Every time I fire up an Apache Tomcat and it burns several gigabytes of memory to somehow run a simple web service very slowly...
A more famous example might be Minecraft, where even with its blocky graphics it can tax a high end gaming machine when you turn the view distance up to a range that almost no other engine would consider long. The engine has been rewritten in other languages where it is much faster, notably the Microsoft version and the Phone version.
Isn't the memory use itself a big problem on modern architectures? Or has it gotten better lately since CPU clocks have been relatively flat and memory clocks have been creeping up? The problem with the "allocate-and-discard" model of programming in the past is that it thrashes the hell out of the cache, which means lots of trips to main memory, which is slow on modern machines.
When you get an article like this going "holy shit, where have you been all my life circular buffers" it emphasizes the point. You wanna go fast you have to avoid invalidating cache as much as possible.
It doesn't sound like you understand how memory Management in Java works.

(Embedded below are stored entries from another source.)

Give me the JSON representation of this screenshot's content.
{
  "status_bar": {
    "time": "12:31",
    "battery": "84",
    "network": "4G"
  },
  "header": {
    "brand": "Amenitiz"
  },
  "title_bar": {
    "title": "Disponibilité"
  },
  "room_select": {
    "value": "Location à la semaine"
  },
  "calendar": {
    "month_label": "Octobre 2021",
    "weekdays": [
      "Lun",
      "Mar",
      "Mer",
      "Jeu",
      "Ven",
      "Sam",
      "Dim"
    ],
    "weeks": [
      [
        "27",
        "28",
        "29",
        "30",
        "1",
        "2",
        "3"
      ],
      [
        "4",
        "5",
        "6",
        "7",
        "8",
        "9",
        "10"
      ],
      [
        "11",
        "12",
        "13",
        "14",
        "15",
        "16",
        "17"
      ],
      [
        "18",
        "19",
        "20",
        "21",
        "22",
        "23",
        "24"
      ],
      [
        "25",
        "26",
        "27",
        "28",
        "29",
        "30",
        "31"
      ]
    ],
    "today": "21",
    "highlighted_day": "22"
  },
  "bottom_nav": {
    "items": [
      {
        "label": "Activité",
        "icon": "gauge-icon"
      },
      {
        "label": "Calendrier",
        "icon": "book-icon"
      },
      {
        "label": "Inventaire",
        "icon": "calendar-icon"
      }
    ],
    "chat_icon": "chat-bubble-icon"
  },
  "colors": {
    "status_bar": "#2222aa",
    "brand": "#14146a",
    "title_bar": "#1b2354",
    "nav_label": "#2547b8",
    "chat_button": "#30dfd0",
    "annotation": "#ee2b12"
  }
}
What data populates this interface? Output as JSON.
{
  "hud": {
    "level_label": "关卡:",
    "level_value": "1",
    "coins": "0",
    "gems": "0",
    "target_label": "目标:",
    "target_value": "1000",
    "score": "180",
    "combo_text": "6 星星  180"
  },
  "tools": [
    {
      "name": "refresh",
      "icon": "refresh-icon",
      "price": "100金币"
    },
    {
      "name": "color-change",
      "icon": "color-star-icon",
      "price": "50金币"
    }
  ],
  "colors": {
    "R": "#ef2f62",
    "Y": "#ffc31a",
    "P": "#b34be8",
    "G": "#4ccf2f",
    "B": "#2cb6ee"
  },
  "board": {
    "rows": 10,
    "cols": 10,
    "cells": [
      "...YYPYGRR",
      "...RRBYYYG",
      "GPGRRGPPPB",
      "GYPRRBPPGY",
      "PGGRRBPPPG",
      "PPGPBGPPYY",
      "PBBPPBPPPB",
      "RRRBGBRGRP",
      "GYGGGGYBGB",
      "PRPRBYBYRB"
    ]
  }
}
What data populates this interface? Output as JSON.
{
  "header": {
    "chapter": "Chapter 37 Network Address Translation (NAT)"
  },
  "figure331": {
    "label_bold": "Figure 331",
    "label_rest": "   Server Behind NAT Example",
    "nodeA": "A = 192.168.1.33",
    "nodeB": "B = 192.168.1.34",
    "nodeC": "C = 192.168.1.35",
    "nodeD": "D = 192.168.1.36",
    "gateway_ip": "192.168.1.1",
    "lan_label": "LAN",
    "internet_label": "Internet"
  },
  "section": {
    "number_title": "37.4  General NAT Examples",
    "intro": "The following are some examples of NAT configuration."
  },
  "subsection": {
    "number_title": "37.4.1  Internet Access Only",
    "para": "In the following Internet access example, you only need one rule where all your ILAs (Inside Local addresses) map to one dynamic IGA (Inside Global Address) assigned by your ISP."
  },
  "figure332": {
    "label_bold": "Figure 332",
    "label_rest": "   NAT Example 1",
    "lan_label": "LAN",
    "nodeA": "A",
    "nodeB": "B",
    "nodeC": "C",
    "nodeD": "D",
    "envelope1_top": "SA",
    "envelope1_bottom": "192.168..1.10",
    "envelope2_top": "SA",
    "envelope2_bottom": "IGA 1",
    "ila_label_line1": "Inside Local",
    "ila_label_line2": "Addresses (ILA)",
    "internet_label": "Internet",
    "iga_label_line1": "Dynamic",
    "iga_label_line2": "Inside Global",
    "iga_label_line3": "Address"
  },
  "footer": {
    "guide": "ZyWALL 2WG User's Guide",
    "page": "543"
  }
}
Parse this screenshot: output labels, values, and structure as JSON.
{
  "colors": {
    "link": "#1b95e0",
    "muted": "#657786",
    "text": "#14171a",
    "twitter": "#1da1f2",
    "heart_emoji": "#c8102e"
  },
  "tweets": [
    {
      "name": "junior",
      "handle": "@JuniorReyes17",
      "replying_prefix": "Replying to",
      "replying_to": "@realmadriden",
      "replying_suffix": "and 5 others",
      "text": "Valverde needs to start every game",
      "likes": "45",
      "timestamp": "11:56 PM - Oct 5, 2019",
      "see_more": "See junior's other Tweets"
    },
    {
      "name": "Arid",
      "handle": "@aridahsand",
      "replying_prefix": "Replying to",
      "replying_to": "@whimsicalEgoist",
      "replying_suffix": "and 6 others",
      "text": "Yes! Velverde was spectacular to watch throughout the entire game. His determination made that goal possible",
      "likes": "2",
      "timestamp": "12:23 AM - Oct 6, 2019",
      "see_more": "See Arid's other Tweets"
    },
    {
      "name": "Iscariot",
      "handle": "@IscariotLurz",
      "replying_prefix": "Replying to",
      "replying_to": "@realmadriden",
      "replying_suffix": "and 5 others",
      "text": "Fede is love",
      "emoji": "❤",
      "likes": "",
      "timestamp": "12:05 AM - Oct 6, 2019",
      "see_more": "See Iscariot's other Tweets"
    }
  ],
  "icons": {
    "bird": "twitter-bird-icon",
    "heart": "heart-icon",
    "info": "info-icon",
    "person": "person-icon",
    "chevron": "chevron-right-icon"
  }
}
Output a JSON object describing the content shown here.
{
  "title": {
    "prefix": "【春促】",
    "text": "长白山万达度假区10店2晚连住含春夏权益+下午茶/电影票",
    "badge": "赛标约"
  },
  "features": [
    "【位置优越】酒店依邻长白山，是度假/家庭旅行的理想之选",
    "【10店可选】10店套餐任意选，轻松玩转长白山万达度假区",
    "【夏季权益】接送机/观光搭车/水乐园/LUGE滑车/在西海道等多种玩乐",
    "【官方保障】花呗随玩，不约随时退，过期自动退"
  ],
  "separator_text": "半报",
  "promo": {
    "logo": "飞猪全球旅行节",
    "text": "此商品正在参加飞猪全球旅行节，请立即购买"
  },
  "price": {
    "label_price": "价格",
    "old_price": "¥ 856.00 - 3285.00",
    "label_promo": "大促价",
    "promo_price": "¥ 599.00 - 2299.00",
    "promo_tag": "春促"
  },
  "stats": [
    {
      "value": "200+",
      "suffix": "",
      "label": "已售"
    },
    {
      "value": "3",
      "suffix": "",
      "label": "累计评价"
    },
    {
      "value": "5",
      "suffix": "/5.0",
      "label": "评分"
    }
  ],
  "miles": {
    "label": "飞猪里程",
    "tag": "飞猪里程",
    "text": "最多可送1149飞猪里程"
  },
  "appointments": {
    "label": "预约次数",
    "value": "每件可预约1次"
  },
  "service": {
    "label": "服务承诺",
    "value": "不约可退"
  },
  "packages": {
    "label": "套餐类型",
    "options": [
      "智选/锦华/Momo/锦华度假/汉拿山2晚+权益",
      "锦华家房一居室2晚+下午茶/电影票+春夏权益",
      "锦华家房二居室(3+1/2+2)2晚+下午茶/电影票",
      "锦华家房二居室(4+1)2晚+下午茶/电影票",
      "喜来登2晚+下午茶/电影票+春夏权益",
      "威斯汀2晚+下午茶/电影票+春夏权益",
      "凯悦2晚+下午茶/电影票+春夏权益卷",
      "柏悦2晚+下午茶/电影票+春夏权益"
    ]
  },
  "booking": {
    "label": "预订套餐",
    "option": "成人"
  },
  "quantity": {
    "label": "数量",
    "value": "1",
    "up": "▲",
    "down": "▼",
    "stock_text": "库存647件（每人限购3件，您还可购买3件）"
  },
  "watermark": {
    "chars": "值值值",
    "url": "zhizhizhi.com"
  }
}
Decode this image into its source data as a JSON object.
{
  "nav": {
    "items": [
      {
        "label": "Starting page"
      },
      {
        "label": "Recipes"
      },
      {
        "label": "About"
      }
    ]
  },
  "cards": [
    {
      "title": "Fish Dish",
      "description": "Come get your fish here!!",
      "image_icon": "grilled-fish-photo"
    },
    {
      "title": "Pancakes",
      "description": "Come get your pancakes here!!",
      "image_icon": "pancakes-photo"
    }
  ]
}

In Java, you have a defined heap size. Java will claim memory in order to support that heap. If you are unhappy about how much memory it is using, you can change the heap size.
Or use ShenadoahGC ;) and it will uncommit heap not in use. Or wait for http://openjdk.java.net/jeps/8204089 to land.
In any case vastly improving idle RSS consumption.
Memory usage is still terrible with Java but at least there are plans to address part of it with value types etc. But for a web service performance is pretty good (just look at techempower benchmarks and the fact that most high scale companies use Java for a significant part of their infrastructure). If you need to talk about startup time you don't need scalablitiy or really want a different solution/architecture.
"If you program it like it was C then you can get good performance" -> Note that one of the points of the post is that just using "like C" won't magically fix your performance!
If anything, you could say "If you program it like a system with limited memory then you can get good performance". That, I can imagine being a universally applicable thing.
My point is that, for example for the particular case of memory management, there is an associated cost, whatever your language is; and you need to deal with it. Ignorance of the law is no excuse, etc.
The lack of value semantics for composite types is a huge problem in the language itself. It is often hard to get a Java program to have the same memory layout you would get writing idiomatic C/C++.
This is the kind of thing I really love reading. It’s ostensibly about a technical subject, but that’s really a jumping-off point for examining how we think and talk about things, how portions of our field become Balkanized, how what we encounter shapes our sense of what’s possible and ultimately hardens into “common knowledge”.
When it was discovered by the Mathematics community it was met with bemusement. Sorry, I'm recalling from memory here from years ago when I was a graduate student in Mathematics and don't have ready posts.
If you program it like it was C then you can get good performance, which make sense given that the language was built for embedded devices with anemic processors. Of course you undoubtedly give up some maintainability when you do that, but the tradeoff is getting 6 million packets through the thing per second.
This would also explain why Java benchmarks so well but still tends to be slow in the real world.